Indian Scientist Ashoke Sen Wins World’s Richest Academic Prize

0
262

NEW DELHI – Ashoke Sen, a theoretical physicist and string theorist at Allahabad’s Harish Chandra Research Institute, became a millionaire overnight. He is one of the nine winners of the first Yuri Milner Fundamental Physics Prize which at Rs 16.7 crore is the most rewarding academic prize in the world, reported IBN Live.

The prize, which is almost three times that of the Nobel Prize – which is frequently shared by two or three winners, has been introduced by Yuri Milner, a Russian student of physics who dropped out of graduate school in 1989 and later made billions as an investor in companies like Facebook.

The reward is aimed at recognizing contributions of younger researchers to fundamental physics. The nine winners of 2012 are expected to form the committee to decide on the awardees of next year.

Ashoke had received the Padma Shree in 2001 and the SS Bhatnagar Award in 1994. He was also elected Fellow of the Royal Society of London in 1998, and to the Indian National Science Academy in 1995.

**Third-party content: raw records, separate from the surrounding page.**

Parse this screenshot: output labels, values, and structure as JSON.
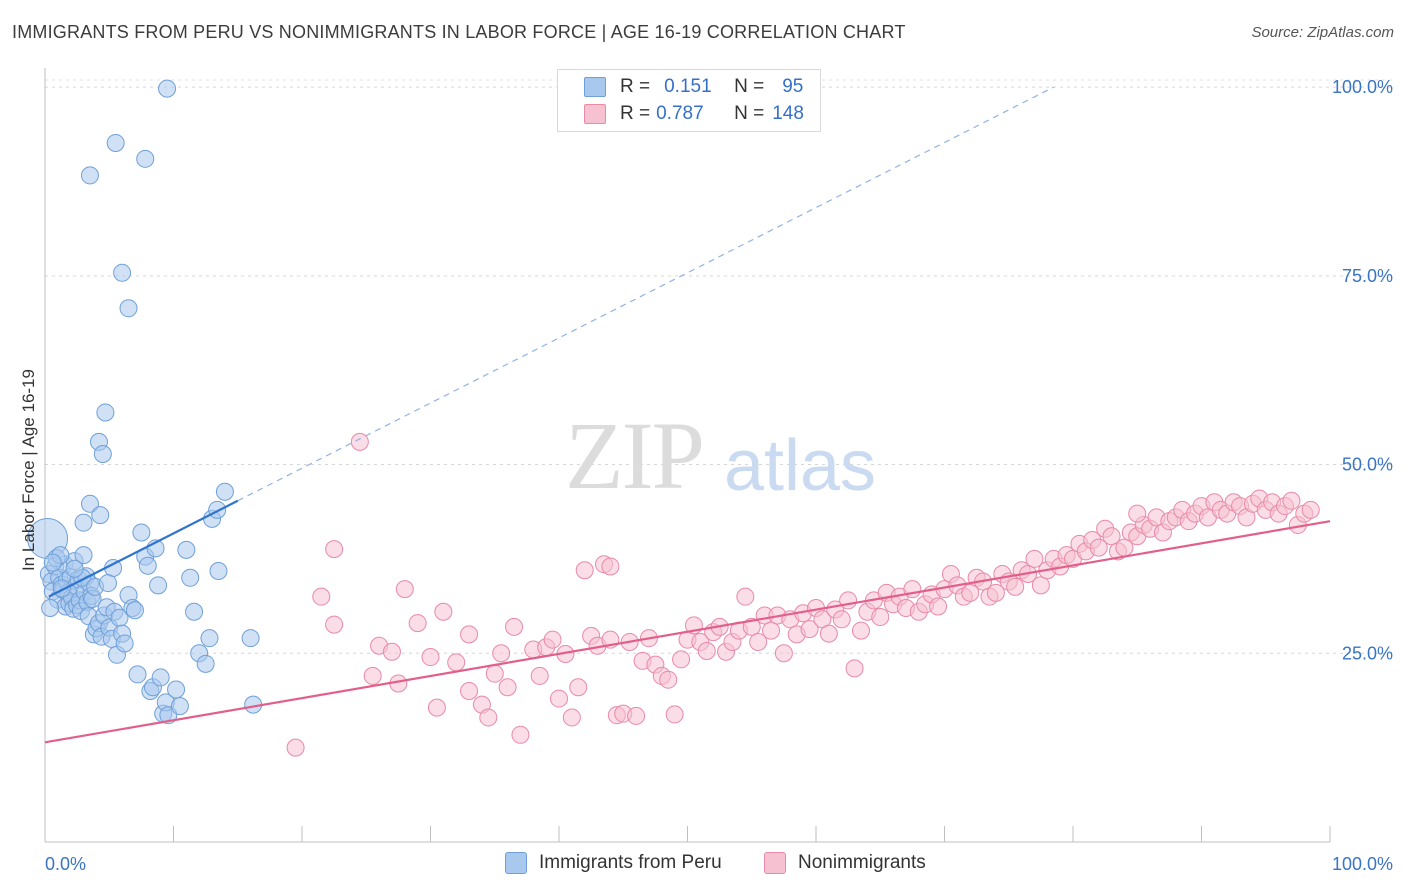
{
  "title": "IMMIGRANTS FROM PERU VS NONIMMIGRANTS IN LABOR FORCE | AGE 16-19 CORRELATION CHART",
  "source": "Source: ZipAtlas.com",
  "watermark": {
    "zip": "ZIP",
    "atlas": "atlas"
  },
  "stats": {
    "r_label": "R =",
    "n_label": "N =",
    "series1": {
      "r": "0.151",
      "n": "95"
    },
    "series2": {
      "r": "0.787",
      "n": "148"
    }
  },
  "legend": {
    "series1": "Immigrants from Peru",
    "series2": "Nonimmigrants"
  },
  "colors": {
    "series1_fill": "#a9c8ee",
    "series1_stroke": "#6fa0d8",
    "series1_line": "#2f74cf",
    "series2_fill": "#f6c1d1",
    "series2_stroke": "#e88aa8",
    "series2_line": "#e25f8a",
    "tick_label": "#3a74c4"
  },
  "chart_data": {
    "type": "scatter",
    "title": "IMMIGRANTS FROM PERU VS NONIMMIGRANTS IN LABOR FORCE | AGE 16-19 CORRELATION CHART",
    "xlabel": "",
    "ylabel": "In Labor Force | Age 16-19",
    "xlim": [
      0,
      100
    ],
    "ylim": [
      0,
      102
    ],
    "x_tick_labels": [
      "0.0%",
      "100.0%"
    ],
    "y_ticks": [
      25,
      50,
      75,
      100
    ],
    "y_tick_labels": [
      "25.0%",
      "50.0%",
      "75.0%",
      "100.0%"
    ],
    "grid": true,
    "legend_position": "bottom-center",
    "series": [
      {
        "name": "Immigrants from Peru",
        "points": [
          [
            0.3,
            35.5
          ],
          [
            0.5,
            34.5
          ],
          [
            0.6,
            33.2
          ],
          [
            0.8,
            36.5
          ],
          [
            1.0,
            32.1
          ],
          [
            1.1,
            35.0
          ],
          [
            1.3,
            34.1
          ],
          [
            1.4,
            33.4
          ],
          [
            1.5,
            36.8
          ],
          [
            1.6,
            31.2
          ],
          [
            1.7,
            34.6
          ],
          [
            1.8,
            33.0
          ],
          [
            1.9,
            31.6
          ],
          [
            2.0,
            35.1
          ],
          [
            2.1,
            32.4
          ],
          [
            2.2,
            30.9
          ],
          [
            2.3,
            37.2
          ],
          [
            2.4,
            33.9
          ],
          [
            2.5,
            31.4
          ],
          [
            2.6,
            34.8
          ],
          [
            2.7,
            32.0
          ],
          [
            2.8,
            30.6
          ],
          [
            3.0,
            38.0
          ],
          [
            3.1,
            33.1
          ],
          [
            3.2,
            35.2
          ],
          [
            3.3,
            31.8
          ],
          [
            3.4,
            29.9
          ],
          [
            3.5,
            34.2
          ],
          [
            3.6,
            32.6
          ],
          [
            0.2,
            40.2
          ],
          [
            0.4,
            31.0
          ],
          [
            0.9,
            37.6
          ],
          [
            1.2,
            38.0
          ],
          [
            2.9,
            35.0
          ],
          [
            3.7,
            32.2
          ],
          [
            3.8,
            27.5
          ],
          [
            4.0,
            28.3
          ],
          [
            4.2,
            29.0
          ],
          [
            4.4,
            27.2
          ],
          [
            4.6,
            30.0
          ],
          [
            4.8,
            31.1
          ],
          [
            5.0,
            28.4
          ],
          [
            5.2,
            26.9
          ],
          [
            5.3,
            36.3
          ],
          [
            5.4,
            30.5
          ],
          [
            5.6,
            24.8
          ],
          [
            5.8,
            29.7
          ],
          [
            6.0,
            27.6
          ],
          [
            6.2,
            26.3
          ],
          [
            6.5,
            32.7
          ],
          [
            6.8,
            31.0
          ],
          [
            7.0,
            30.7
          ],
          [
            7.2,
            22.2
          ],
          [
            7.5,
            41.0
          ],
          [
            7.8,
            37.8
          ],
          [
            8.0,
            36.6
          ],
          [
            8.2,
            20.0
          ],
          [
            8.4,
            20.5
          ],
          [
            8.6,
            38.9
          ],
          [
            8.8,
            34.0
          ],
          [
            9.0,
            21.8
          ],
          [
            9.2,
            17.0
          ],
          [
            9.4,
            18.5
          ],
          [
            9.6,
            16.8
          ],
          [
            10.2,
            20.2
          ],
          [
            10.5,
            18.0
          ],
          [
            11.0,
            38.7
          ],
          [
            11.3,
            35.0
          ],
          [
            11.6,
            30.5
          ],
          [
            12.0,
            25.0
          ],
          [
            12.5,
            23.6
          ],
          [
            12.8,
            27.0
          ],
          [
            13.5,
            35.9
          ],
          [
            16.0,
            27.0
          ],
          [
            16.2,
            18.2
          ],
          [
            3.0,
            42.3
          ],
          [
            3.5,
            44.8
          ],
          [
            4.3,
            43.3
          ],
          [
            13.0,
            42.8
          ],
          [
            13.4,
            44.0
          ],
          [
            14.0,
            46.4
          ],
          [
            4.2,
            53.0
          ],
          [
            4.5,
            51.4
          ],
          [
            4.7,
            56.9
          ],
          [
            6.5,
            70.7
          ],
          [
            6.0,
            75.4
          ],
          [
            3.5,
            88.3
          ],
          [
            5.5,
            92.6
          ],
          [
            7.8,
            90.5
          ],
          [
            9.5,
            99.8
          ],
          [
            1.3,
            33.6
          ],
          [
            2.3,
            36.2
          ],
          [
            0.6,
            37.0
          ],
          [
            3.9,
            33.8
          ],
          [
            4.9,
            34.3
          ]
        ]
      },
      {
        "name": "Nonimmigrants",
        "points": [
          [
            19.5,
            12.5
          ],
          [
            21.5,
            32.5
          ],
          [
            22.5,
            38.8
          ],
          [
            24.5,
            53.0
          ],
          [
            25.5,
            22.0
          ],
          [
            26.0,
            26.0
          ],
          [
            27.0,
            25.2
          ],
          [
            27.5,
            21.0
          ],
          [
            28.0,
            33.5
          ],
          [
            29.0,
            29.0
          ],
          [
            30.0,
            24.5
          ],
          [
            30.5,
            17.8
          ],
          [
            31.0,
            30.5
          ],
          [
            32.0,
            23.8
          ],
          [
            33.0,
            27.5
          ],
          [
            34.0,
            18.2
          ],
          [
            34.5,
            16.5
          ],
          [
            35.0,
            22.3
          ],
          [
            35.5,
            25.0
          ],
          [
            36.0,
            20.5
          ],
          [
            36.5,
            28.5
          ],
          [
            37.0,
            14.2
          ],
          [
            38.0,
            25.5
          ],
          [
            38.5,
            22.0
          ],
          [
            39.0,
            25.8
          ],
          [
            39.5,
            26.8
          ],
          [
            40.0,
            19.0
          ],
          [
            40.5,
            24.9
          ],
          [
            41.0,
            16.5
          ],
          [
            41.5,
            20.5
          ],
          [
            42.0,
            36.0
          ],
          [
            42.5,
            27.3
          ],
          [
            43.0,
            26.0
          ],
          [
            43.5,
            36.8
          ],
          [
            44.0,
            26.8
          ],
          [
            44.5,
            16.8
          ],
          [
            45.0,
            17.0
          ],
          [
            45.5,
            26.5
          ],
          [
            46.0,
            16.7
          ],
          [
            46.5,
            24.0
          ],
          [
            47.0,
            27.0
          ],
          [
            47.5,
            23.5
          ],
          [
            48.0,
            22.0
          ],
          [
            48.5,
            21.5
          ],
          [
            49.0,
            16.9
          ],
          [
            49.5,
            24.2
          ],
          [
            50.0,
            26.8
          ],
          [
            50.5,
            28.7
          ],
          [
            51.0,
            26.5
          ],
          [
            51.5,
            25.3
          ],
          [
            52.0,
            27.8
          ],
          [
            52.5,
            28.5
          ],
          [
            53.0,
            25.2
          ],
          [
            53.5,
            26.5
          ],
          [
            54.0,
            28.0
          ],
          [
            54.5,
            32.5
          ],
          [
            55.0,
            28.5
          ],
          [
            55.5,
            26.5
          ],
          [
            56.0,
            30.0
          ],
          [
            56.5,
            28.0
          ],
          [
            57.0,
            30.0
          ],
          [
            57.5,
            25.0
          ],
          [
            58.0,
            29.5
          ],
          [
            58.5,
            27.5
          ],
          [
            59.0,
            30.3
          ],
          [
            59.5,
            28.2
          ],
          [
            60.0,
            31.0
          ],
          [
            60.5,
            29.5
          ],
          [
            61.0,
            27.6
          ],
          [
            61.5,
            30.8
          ],
          [
            62.0,
            29.5
          ],
          [
            62.5,
            32.0
          ],
          [
            63.0,
            23.0
          ],
          [
            63.5,
            28.0
          ],
          [
            64.0,
            30.5
          ],
          [
            64.5,
            32.0
          ],
          [
            65.0,
            29.8
          ],
          [
            65.5,
            33.0
          ],
          [
            66.0,
            31.5
          ],
          [
            66.5,
            32.5
          ],
          [
            67.0,
            31.0
          ],
          [
            67.5,
            33.5
          ],
          [
            68.0,
            30.5
          ],
          [
            68.5,
            31.5
          ],
          [
            69.0,
            32.8
          ],
          [
            69.5,
            31.2
          ],
          [
            70.0,
            33.5
          ],
          [
            70.5,
            35.5
          ],
          [
            71.0,
            34.0
          ],
          [
            71.5,
            32.5
          ],
          [
            72.0,
            33.0
          ],
          [
            72.5,
            35.0
          ],
          [
            73.0,
            34.5
          ],
          [
            73.5,
            32.5
          ],
          [
            74.0,
            33.0
          ],
          [
            74.5,
            35.5
          ],
          [
            75.0,
            34.5
          ],
          [
            75.5,
            33.8
          ],
          [
            76.0,
            36.0
          ],
          [
            76.5,
            35.5
          ],
          [
            77.0,
            37.5
          ],
          [
            77.5,
            34.0
          ],
          [
            78.0,
            36.0
          ],
          [
            78.5,
            37.5
          ],
          [
            79.0,
            36.5
          ],
          [
            79.5,
            38.0
          ],
          [
            80.0,
            37.5
          ],
          [
            80.5,
            39.5
          ],
          [
            81.0,
            38.5
          ],
          [
            81.5,
            40.0
          ],
          [
            82.0,
            39.0
          ],
          [
            82.5,
            41.5
          ],
          [
            83.0,
            40.5
          ],
          [
            83.5,
            38.5
          ],
          [
            84.0,
            39.0
          ],
          [
            84.5,
            41.0
          ],
          [
            85.0,
            40.5
          ],
          [
            85.5,
            42.0
          ],
          [
            86.0,
            41.5
          ],
          [
            86.5,
            43.0
          ],
          [
            87.0,
            41.0
          ],
          [
            87.5,
            42.5
          ],
          [
            88.0,
            43.0
          ],
          [
            88.5,
            44.0
          ],
          [
            89.0,
            42.5
          ],
          [
            89.5,
            43.5
          ],
          [
            90.0,
            44.5
          ],
          [
            90.5,
            43.0
          ],
          [
            91.0,
            45.0
          ],
          [
            91.5,
            44.0
          ],
          [
            92.0,
            43.5
          ],
          [
            92.5,
            45.0
          ],
          [
            93.0,
            44.5
          ],
          [
            93.5,
            43.0
          ],
          [
            94.0,
            44.8
          ],
          [
            94.5,
            45.5
          ],
          [
            95.0,
            44.0
          ],
          [
            95.5,
            45.0
          ],
          [
            96.0,
            43.5
          ],
          [
            96.5,
            44.5
          ],
          [
            97.0,
            45.2
          ],
          [
            97.5,
            42.0
          ],
          [
            98.0,
            43.5
          ],
          [
            98.5,
            44.0
          ],
          [
            22.5,
            28.8
          ],
          [
            33.0,
            20.0
          ],
          [
            44.0,
            36.5
          ],
          [
            85.0,
            43.5
          ]
        ]
      }
    ],
    "trend_lines": [
      {
        "series": "Immigrants from Peru",
        "solid": [
          [
            0.3,
            32.5
          ],
          [
            15.0,
            45.2
          ]
        ],
        "dashed": [
          [
            15.0,
            45.2
          ],
          [
            78.5,
            100.0
          ]
        ]
      },
      {
        "series": "Nonimmigrants",
        "solid": [
          [
            0,
            13.2
          ],
          [
            100,
            42.5
          ]
        ]
      }
    ]
  }
}
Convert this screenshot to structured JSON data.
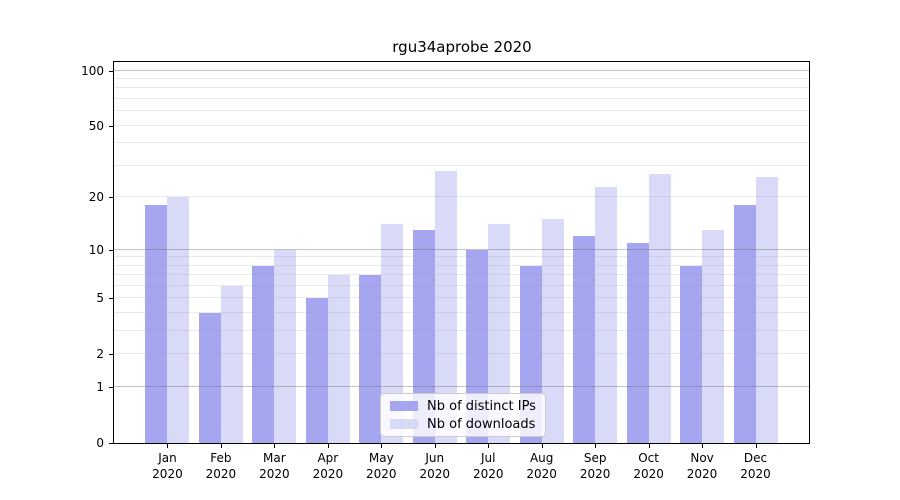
{
  "title": "rgu34aprobe 2020",
  "legend": {
    "items": [
      {
        "label": "Nb of distinct IPs",
        "color": "#a5a5f0"
      },
      {
        "label": "Nb of downloads",
        "color": "#d9d9f8"
      }
    ]
  },
  "chart_data": {
    "type": "bar",
    "title": "rgu34aprobe 2020",
    "categories": [
      "Jan",
      "Feb",
      "Mar",
      "Apr",
      "May",
      "Jun",
      "Jul",
      "Aug",
      "Sep",
      "Oct",
      "Nov",
      "Dec"
    ],
    "category_sublabel": "2020",
    "series": [
      {
        "name": "Nb of distinct IPs",
        "color": "#a5a5f0",
        "values": [
          18,
          4,
          8,
          5,
          7,
          13,
          10,
          8,
          12,
          11,
          8,
          18
        ]
      },
      {
        "name": "Nb of downloads",
        "color": "#d9d9f8",
        "values": [
          20,
          6,
          10,
          7,
          14,
          28,
          14,
          15,
          23,
          27,
          13,
          26
        ]
      }
    ],
    "y_axis": {
      "scale": "log10(1+y)",
      "tick_labels": [
        0,
        1,
        2,
        5,
        10,
        20,
        50,
        100
      ],
      "major_gridlines": [
        1,
        10,
        100
      ],
      "minor_gridlines": [
        2,
        3,
        4,
        5,
        6,
        7,
        8,
        9,
        20,
        30,
        40,
        50,
        60,
        70,
        80,
        90
      ],
      "range": [
        0,
        114
      ]
    },
    "legend_position": "lower center",
    "grid": "horizontal"
  }
}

Further,Yuri Milner, 50, became an overnight sensation in California’s Silicon Valley. In the past three years, he has invested greatly in social-media companies including Twitter, Facebook and Spotify and today his various investment funds are worth approximately $12 billion, and his private worth is set at $1 billion.

He created the award out of a love of theoretical physics, which he studied at Moscow State University and the Russian Academy of Sciences during the 1980s and early 1990s. The early prizewinners were chosen by Milner himself.

Unlike other awards, such as the Nobel Prize, this award can be given to theorists whose ideas have not yet been supported by data. The objective is to reward innovative concepts that are driving theoretical thinking forward.